Calado Mateus
O barquito entrou, muito devagar, numa outra gruta, aberta a nascente. Havia um silêncio estranho qualquer coisa misteriosamente vaporoso, quebrado apenas pelo chapinhar dos remos e pela ondulação que, suave, acariciava os rochedos vermelhos
A gruta distendia-se por duas salas, de cujo tecto, caprichosamente recortado, pendiam algumas colunas, como se fossem dedos finos apontando um verde esmeralda.
E Ti João disse, assim como que a medo de quebrar o silêncio quase religioso
_ Sabes, Zézito, esta gruta também tem uma história bonita que fala numa sereia encantada. Já ouviste falar em sereias?
_ Já, Ti João _ respondeu o menino._ Mas gostava muito de ouvir a sua história... _ Pois conta-se que uma sereia, chamada Flandres, a mais bonita de todas as sereias
que habitavam os mares das redondezas, ficou um dia tão maravilhada por conhecer esta gruta que nunca mais na sua vida a pôde esquecer. E então, dizem que no dia 10 de todos os meses, à hora
em que o Sol começa a despedir-se do horizonte, ela vem aqui inundar o céu com as suas canções, canções que se prolongam, renovadas, milagrosamente, todos os dias. E que elas são tão bonitas, tão bonitas, que os pescadores que navegam por aqui perto não podem deixar de suspender a pesca para as escutar... E que as gaivotas deixam os seus voos às voltas e o gralhar barulhento e ficam muito quietas nas rochas ou a planar sobres ondas, para não fazerem barulho... E que os peixes se acomodam no mar e deitam as cabecitas de fora, para também as ouvir.

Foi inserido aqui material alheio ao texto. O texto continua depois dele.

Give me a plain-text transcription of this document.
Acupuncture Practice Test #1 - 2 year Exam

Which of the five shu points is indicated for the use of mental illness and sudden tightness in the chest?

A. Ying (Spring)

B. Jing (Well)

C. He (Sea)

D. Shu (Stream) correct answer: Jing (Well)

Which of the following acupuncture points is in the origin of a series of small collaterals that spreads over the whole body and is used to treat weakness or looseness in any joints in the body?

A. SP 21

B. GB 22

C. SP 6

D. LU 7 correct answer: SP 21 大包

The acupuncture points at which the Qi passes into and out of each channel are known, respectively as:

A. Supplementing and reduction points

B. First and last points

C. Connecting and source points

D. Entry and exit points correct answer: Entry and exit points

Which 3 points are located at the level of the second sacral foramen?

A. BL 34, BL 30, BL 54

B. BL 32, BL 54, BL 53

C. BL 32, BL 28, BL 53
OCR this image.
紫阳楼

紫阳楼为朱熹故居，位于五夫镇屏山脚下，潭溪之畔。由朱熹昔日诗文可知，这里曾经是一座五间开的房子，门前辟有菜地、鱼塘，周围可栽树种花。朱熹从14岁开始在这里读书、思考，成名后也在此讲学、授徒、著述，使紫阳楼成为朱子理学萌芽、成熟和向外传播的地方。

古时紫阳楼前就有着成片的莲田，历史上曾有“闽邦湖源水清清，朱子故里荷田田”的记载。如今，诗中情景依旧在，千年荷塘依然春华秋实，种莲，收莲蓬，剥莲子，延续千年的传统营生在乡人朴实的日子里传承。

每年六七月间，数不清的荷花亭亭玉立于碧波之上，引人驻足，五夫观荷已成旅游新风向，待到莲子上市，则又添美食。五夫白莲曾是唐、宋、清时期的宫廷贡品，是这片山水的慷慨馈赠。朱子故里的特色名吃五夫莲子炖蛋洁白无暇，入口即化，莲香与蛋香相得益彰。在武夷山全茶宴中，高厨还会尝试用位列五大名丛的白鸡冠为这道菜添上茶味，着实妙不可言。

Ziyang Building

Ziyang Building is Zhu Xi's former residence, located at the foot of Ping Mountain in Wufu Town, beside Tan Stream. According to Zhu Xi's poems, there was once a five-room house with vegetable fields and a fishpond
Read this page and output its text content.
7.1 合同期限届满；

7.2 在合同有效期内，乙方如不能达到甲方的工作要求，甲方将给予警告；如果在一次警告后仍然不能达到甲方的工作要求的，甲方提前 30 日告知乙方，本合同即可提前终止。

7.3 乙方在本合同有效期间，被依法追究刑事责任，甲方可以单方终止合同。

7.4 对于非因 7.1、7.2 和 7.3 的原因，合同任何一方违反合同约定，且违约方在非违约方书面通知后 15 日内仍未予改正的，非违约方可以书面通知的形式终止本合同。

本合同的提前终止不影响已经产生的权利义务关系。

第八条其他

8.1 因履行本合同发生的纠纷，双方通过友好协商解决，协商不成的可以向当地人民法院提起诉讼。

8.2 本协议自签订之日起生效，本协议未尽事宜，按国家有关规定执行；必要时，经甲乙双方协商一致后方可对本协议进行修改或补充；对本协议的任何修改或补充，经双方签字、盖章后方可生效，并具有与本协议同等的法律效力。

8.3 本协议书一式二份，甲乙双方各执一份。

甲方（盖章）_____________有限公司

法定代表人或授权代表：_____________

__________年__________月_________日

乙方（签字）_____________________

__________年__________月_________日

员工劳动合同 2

_ E o Ti João também já alguma vez a ouviu? _ perguntou o Zézito, impressionado com o que ele contara.
O pescador ficou, por momentos, em silêncio e respondeu.
_ Já. É verdade que também já a ouvi, que já a tenho ouvido muitas vezes. Mas nunca a vi.
Nem consta que alguém a tivesse visto alguma vez, a não ser um menino...
_ Um menino?!
_ Sim, um menino que veio uma vez até à ilha montado num golfinho azul cujo dorso brilhava como se fosse de prata e que contou que a sereia tinha longos cabelos negros que lhe caíam até à
cintura, enfeitados de malmequeres brancos e uns olhos castanhos, rasgados, onde brilhavam estrelas. Ao princípio, é verdade que ninguém acreditou.Mas ele tornou a vê-la muitas vezes. E, de cada vez que tal acontecia, contava sempre que a sereia de cabelos negros que lhe caíam até à
cintura, enfeitados de malmequeres brancos, lhe falava de coisas maravilhosas e lhe cantava cânticos cheios de alegria, mais bonitos,muito mais bonitos que os próprios búzios.
Mariano Calado in "barco de cortiça"(excerto)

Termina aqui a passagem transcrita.